El coño de las sonámbulas
En las noches de plenilunio, sobre todo si coinciden con un viernes de cuaresma, sale a la calle, invocada por una música que no se oye, toda la legión blanca de las sonámbulas. La gente se asoma a los balcones para vedas desfilar en camisón por las calles recién regadas (si el camión del Ayuntamiento se cruza en su itinerario con un grupo de sonámbulas y les moja el camisón, la tela se les transparenta y se les pega al cuerpo, poniendo en evidencia los coños negrísimos). Las sonámbulas de mi ciudad, cofradía de mujeres herméticas, caminan por calles desoladas, como habitantes de una geografía que sólo existe en sus sueños, y se reúnen en la Plaza Mayor, como novias de un flautista de Hamelin que no se halla por ninguna parte. Nunca faltan en estos cónclaves los gamberros que, aprovechándose del desvalimiento de las sonámbulas, les levantan la combinación y les ponen su zarpa de sapos insomnes sobre la entrepierna dormida. Yo, que antaño, en mi adolescencia tributaria del vino, participé de estas orgías cobardes (digo cobardes porque las sonámbulas sólo participaban pasivamente), contaré aquí mi experiencia, de la que hace tiempo abominé, con firme propósito de enmienda. El coño de las sonámbulas, ese vellocino de plata, tenía un rumor de caracola, y si uno acercaba el oído, podía llegar a escuchar, entre un fondo marítimo y monocorde, mensajes emitidos en un lenguaje cifrado, como interferencias de una emisora de radio con sede en la cara oculta de la luna.

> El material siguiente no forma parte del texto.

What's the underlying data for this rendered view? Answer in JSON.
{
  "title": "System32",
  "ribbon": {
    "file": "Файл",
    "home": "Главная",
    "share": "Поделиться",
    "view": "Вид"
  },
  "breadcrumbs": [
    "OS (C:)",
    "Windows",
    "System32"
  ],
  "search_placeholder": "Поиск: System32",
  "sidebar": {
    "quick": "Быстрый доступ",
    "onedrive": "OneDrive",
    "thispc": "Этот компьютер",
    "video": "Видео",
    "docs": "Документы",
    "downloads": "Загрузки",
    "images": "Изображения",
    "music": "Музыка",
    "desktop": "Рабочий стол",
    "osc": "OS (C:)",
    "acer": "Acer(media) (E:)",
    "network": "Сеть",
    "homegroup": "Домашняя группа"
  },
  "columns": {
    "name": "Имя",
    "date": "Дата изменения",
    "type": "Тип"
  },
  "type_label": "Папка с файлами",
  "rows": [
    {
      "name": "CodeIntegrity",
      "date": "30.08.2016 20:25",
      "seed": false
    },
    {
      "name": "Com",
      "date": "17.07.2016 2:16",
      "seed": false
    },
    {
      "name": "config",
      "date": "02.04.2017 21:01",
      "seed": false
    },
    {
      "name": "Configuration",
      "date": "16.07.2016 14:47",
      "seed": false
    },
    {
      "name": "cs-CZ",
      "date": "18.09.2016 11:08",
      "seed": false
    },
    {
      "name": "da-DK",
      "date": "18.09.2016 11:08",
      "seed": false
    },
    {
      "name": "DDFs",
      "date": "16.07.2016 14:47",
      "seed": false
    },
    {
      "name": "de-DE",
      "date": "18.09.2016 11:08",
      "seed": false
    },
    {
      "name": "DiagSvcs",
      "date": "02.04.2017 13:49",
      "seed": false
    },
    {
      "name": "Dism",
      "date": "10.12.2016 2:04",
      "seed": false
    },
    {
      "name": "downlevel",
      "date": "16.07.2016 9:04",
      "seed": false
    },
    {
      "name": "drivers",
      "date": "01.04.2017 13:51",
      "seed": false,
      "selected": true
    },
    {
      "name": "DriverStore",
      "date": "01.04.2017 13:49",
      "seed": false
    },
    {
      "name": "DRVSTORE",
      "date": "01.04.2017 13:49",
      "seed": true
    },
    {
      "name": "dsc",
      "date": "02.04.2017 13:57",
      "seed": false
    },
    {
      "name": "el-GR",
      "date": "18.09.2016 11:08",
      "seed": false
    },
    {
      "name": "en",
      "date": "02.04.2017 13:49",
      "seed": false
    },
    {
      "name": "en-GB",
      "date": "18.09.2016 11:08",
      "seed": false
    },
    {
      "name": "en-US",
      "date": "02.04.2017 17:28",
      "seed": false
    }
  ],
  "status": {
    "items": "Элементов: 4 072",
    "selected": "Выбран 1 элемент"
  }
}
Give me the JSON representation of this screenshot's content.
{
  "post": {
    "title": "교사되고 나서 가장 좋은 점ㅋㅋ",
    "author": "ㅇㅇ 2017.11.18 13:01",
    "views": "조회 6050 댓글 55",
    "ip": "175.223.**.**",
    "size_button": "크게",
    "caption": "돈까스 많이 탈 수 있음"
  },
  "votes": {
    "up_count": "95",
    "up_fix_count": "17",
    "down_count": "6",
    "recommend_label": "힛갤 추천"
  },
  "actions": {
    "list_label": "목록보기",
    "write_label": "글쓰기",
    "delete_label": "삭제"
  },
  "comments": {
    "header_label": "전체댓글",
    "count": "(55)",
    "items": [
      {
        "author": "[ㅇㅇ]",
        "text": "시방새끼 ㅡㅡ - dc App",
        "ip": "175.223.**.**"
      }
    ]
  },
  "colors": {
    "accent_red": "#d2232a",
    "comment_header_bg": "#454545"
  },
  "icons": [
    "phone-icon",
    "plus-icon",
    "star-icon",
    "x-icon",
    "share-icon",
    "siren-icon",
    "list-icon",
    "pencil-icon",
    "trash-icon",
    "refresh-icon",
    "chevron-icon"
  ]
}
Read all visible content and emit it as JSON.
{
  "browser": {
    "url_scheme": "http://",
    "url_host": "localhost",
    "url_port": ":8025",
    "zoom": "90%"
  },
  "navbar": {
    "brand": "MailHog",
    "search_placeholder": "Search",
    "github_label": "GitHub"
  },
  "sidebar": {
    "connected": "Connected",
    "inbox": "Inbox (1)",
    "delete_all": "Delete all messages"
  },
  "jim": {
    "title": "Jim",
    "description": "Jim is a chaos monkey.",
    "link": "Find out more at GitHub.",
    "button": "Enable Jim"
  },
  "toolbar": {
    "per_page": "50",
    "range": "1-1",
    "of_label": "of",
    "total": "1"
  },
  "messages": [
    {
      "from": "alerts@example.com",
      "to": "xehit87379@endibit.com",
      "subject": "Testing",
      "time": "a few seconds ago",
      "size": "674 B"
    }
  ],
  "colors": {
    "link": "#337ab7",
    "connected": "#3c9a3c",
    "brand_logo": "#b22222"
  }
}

El coño de las sonámbulas, de una antipática seriedad, se dejaba inspeccionar por los gamberros sin ofrecer resistencia, y por mucho que lo acariciásemos, seguía manteniendo su rigidez de cefalópodo fósil. El coño de las sonámbulas, anestesiado de estrellas, nos miraba con infinito desprecio, y sólo protestaba en caso de estricta penetración, provocando el sobresalto de su dueña, que despertaba de golpe en mitad de la Plaza, sin entender cuál era su misión allí. Aunque nadie se explica el mecanismo unánime que reúne a tal multitud de mujeres en camisón, se han aventurado algunas hipótesis, formuladas entre la grandilocuencia y la nimiedad: se ha hablado del influjo de las mareas sobre la sensibilidad femenina (pero vivimos en una ciudad interior), de un proceso de transmigración o metempsicosis a través del cual sacerdotisas de un remoto culto se reencarnan en estas mujeres sonámbulas, e incluso se han mencionado cifras astrológicas. Ninguna hipótesis aporta soluciones satisfactorias, afortunadamente, y en las noches de plenilunio, sobre todo si coinciden con un viernes de cuaresma (en esta estrafalaria coincidencia quizá radique el busilis del enigma), la ciudad se sigue llenando de mujeres en camisón, nictálopes como los gatos, que se juntan en la Plaza, para diversión de los más gamberros. Yo le he pedido a mi madre que me ate a la cama en esas noches estremecidas de sonambulismo, para no caer en la tentación mas líbranos del mal amén.